L'avvento dei Pistols trasformò un
fastidioso malanno stagionale in una febbre acuta, capace di
sconvolgere il fisico della già mal messa Inghilterra, di portare la
rabbia in superficie, di mettere a disposizione di una generazione
disorientata un fuoco con il quale scaldarsi. Ci si scaldarono in
parecchi in effetti.
Come spesso succede con le aggressioni
febbrili violente, però, tutto ciò durò il tempo di un respiro.
La potenza dello showbusinnes prosciugò
l'aggressività del gruppo e lo portò verso una drammatica fine.
Stanchezza, abbandoni, morte; si sa come finiscono queste storie.
Il punk si normalizzò. La politica
riuscì ad assorbirne una parte. L'estetica caratteristica divenne
eccessiva trasformandosi in folklore. Lo stile tornò buono per i
film post apocalittici e per i costumi di carnevale. Il fuoco si
spense.
Ma tutto questo accadde decine di anni
fa, mentre i settanta lasciavano spazio agli ottanta. Quindi l'eco
dello sguardo laser di Johnny Rotten dovrebbe essersi ormai spento. E
invece no.
Il fascino di questo disco (l'unico dei
Pistols, va ricordato) è ancora inalterato perché risiede in un
lascito fatto interamente di energia.
Grazie ai suoni deformi di questi 4/5
ragazzi, molti giovani hanno capito di poter prendere una chitarra in
mano e divertirsi.
I supergruppi sono sicuramente un
godimento per l'ascolto, ma sono modelli inarrivabili per i più.
Gente di un altro pianeta impossibile da emulare. I Pistols invece
sono li. Basta avere qualcosa da dire o un po' di bile da travasare
ed il gioco è fatto. E' il rock'n'roll che torna alle origini:
semplice, diretto, immediato.
In molti hanno iniziato a violentare
uno strumento sulle note dei Pistols, sono sicuro di questo. Tanti
saranno rimasti li, qualcuno avrà smesso, altri ancora avranno messo
su qualche band per divertimento. Pochi, forse pochissimi, da li si
sono evoluti fino a diventare grandi musicisti. Un numero magari
piccolissimo. Ma comunque un numero più alto di zero.

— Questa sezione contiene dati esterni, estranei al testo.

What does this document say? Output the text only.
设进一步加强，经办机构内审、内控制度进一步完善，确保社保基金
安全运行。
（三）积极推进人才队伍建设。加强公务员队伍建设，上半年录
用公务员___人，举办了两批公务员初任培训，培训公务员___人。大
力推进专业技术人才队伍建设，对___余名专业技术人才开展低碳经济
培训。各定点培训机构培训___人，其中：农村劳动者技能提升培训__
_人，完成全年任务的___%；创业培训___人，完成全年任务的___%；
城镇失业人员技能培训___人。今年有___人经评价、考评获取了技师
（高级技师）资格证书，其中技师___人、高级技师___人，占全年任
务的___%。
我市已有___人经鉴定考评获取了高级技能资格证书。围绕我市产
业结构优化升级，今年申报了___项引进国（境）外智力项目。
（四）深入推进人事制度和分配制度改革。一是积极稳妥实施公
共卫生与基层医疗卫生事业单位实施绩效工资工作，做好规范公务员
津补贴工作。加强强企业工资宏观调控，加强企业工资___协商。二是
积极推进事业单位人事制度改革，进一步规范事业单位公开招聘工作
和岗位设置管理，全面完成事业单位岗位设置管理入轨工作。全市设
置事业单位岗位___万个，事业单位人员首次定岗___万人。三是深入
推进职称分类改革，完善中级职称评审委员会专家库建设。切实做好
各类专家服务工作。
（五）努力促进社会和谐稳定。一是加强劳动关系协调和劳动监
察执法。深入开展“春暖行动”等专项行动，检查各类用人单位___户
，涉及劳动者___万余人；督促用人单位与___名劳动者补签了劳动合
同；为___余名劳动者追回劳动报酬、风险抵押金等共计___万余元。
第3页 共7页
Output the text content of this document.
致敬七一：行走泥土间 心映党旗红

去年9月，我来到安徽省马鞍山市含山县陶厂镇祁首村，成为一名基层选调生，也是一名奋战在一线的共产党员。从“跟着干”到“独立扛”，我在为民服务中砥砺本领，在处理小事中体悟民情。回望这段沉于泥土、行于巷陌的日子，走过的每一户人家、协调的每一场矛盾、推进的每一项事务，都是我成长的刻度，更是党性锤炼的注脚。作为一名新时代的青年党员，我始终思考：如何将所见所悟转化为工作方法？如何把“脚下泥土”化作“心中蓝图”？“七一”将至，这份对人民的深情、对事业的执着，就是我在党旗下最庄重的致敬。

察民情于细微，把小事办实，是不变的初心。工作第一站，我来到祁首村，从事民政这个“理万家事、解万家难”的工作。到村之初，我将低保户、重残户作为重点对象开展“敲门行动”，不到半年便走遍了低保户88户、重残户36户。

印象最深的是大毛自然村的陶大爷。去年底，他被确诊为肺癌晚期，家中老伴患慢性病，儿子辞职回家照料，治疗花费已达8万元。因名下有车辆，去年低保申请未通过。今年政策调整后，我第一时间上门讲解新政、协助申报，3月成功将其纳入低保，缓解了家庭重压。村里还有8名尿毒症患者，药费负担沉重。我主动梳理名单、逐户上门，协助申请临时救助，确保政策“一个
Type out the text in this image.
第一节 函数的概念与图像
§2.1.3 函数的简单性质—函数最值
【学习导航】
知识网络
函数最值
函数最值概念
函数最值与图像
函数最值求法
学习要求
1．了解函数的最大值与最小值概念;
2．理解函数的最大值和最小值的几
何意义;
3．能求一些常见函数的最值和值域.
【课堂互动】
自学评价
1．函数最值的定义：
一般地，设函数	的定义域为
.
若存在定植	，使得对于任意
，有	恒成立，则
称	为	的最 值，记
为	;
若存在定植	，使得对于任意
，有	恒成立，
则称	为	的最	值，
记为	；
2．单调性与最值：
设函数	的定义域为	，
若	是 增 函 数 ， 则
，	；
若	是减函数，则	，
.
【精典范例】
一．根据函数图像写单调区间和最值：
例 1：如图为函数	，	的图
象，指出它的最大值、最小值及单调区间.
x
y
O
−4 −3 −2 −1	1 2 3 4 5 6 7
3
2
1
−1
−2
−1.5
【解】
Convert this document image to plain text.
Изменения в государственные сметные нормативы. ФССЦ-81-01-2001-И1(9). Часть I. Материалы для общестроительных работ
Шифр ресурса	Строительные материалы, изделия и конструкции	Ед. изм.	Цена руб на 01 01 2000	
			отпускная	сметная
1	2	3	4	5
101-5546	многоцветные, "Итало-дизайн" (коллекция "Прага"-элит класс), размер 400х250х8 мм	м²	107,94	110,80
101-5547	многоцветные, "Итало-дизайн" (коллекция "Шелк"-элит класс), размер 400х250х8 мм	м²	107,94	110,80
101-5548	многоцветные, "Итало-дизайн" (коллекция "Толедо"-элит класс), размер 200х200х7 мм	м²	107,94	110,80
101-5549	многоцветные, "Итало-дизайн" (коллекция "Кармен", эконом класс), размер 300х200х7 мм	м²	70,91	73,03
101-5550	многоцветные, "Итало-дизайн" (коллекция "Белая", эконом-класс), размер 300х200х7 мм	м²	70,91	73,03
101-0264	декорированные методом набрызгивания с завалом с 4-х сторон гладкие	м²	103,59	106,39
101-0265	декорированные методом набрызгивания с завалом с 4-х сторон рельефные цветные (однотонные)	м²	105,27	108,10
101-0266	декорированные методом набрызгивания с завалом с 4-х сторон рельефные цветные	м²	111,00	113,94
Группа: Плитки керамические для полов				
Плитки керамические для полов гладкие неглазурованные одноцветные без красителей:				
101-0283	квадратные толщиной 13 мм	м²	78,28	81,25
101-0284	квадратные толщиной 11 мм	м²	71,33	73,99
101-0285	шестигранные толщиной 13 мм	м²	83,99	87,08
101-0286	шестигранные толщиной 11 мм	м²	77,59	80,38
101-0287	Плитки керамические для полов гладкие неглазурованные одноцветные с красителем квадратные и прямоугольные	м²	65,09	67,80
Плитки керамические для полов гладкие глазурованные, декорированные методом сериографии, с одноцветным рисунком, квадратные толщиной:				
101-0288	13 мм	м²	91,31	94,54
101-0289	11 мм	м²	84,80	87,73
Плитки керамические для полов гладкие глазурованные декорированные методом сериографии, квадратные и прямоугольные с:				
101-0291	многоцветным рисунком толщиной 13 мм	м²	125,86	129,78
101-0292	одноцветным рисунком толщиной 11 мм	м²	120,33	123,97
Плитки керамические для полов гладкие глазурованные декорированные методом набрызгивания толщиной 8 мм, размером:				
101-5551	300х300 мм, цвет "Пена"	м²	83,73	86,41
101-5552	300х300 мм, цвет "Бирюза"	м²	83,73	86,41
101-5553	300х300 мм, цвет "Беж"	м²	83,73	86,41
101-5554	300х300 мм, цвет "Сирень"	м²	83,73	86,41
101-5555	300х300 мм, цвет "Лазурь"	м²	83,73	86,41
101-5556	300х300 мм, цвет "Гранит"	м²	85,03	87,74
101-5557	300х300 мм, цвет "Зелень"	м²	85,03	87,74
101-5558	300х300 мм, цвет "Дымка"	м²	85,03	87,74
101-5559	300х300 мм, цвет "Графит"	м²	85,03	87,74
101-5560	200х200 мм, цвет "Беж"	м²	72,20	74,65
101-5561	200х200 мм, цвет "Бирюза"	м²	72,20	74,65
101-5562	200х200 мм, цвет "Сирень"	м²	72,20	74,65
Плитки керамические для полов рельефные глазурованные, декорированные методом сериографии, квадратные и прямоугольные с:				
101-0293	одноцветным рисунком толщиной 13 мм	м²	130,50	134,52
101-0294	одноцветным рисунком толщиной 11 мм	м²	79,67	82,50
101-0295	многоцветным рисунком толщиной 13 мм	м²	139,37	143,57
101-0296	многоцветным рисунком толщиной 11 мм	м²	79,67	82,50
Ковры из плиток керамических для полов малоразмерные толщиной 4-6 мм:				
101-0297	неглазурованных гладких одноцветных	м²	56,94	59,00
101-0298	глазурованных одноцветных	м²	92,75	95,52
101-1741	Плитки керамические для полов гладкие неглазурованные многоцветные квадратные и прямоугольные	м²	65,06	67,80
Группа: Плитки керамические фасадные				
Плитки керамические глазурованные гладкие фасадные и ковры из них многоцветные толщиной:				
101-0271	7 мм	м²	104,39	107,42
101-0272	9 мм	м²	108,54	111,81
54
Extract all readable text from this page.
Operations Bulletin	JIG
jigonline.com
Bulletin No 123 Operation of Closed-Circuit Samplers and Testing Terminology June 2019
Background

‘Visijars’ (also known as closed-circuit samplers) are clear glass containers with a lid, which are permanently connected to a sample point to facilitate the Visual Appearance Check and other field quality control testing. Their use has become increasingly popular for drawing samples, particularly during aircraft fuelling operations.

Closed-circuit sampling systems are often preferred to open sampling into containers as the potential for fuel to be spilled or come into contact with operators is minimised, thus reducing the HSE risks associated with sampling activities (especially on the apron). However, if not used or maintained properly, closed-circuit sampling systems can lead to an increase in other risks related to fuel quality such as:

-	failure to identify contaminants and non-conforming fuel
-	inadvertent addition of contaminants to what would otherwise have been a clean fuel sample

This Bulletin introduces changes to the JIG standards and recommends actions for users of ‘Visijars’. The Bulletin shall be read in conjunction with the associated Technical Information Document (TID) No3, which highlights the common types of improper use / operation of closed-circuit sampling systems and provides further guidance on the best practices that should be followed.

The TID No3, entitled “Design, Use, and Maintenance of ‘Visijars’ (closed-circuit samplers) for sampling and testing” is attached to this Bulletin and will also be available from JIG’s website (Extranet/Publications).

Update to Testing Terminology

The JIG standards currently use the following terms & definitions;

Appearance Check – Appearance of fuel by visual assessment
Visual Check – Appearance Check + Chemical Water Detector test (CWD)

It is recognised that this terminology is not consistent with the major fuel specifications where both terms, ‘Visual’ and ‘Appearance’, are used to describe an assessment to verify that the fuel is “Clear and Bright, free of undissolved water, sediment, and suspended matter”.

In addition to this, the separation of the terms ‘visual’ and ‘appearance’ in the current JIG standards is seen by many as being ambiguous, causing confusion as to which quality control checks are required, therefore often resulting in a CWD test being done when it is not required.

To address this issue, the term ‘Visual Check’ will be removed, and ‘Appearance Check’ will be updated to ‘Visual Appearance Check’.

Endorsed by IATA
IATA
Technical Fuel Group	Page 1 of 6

Incredibile quanto un disco così
distruttivo abbia contribuito allo sviluppo della creatività. Basta
pensare a quei venti disgraziati andati a vederli a Manchester nel
76: l'energia della serata li aiutò non poco a diventare personaggi
rilevanti del panorama musicale mondiale. Magari adesso vorreste
sapere chi sono. Non sarò io a dirvelo. Guardatevi il film
piuttosto, che vi farete un gran favore.
Poi magari tornate qui e mi dite cosa
ne pensate. O magari no, decidete voi. Intanto ciao.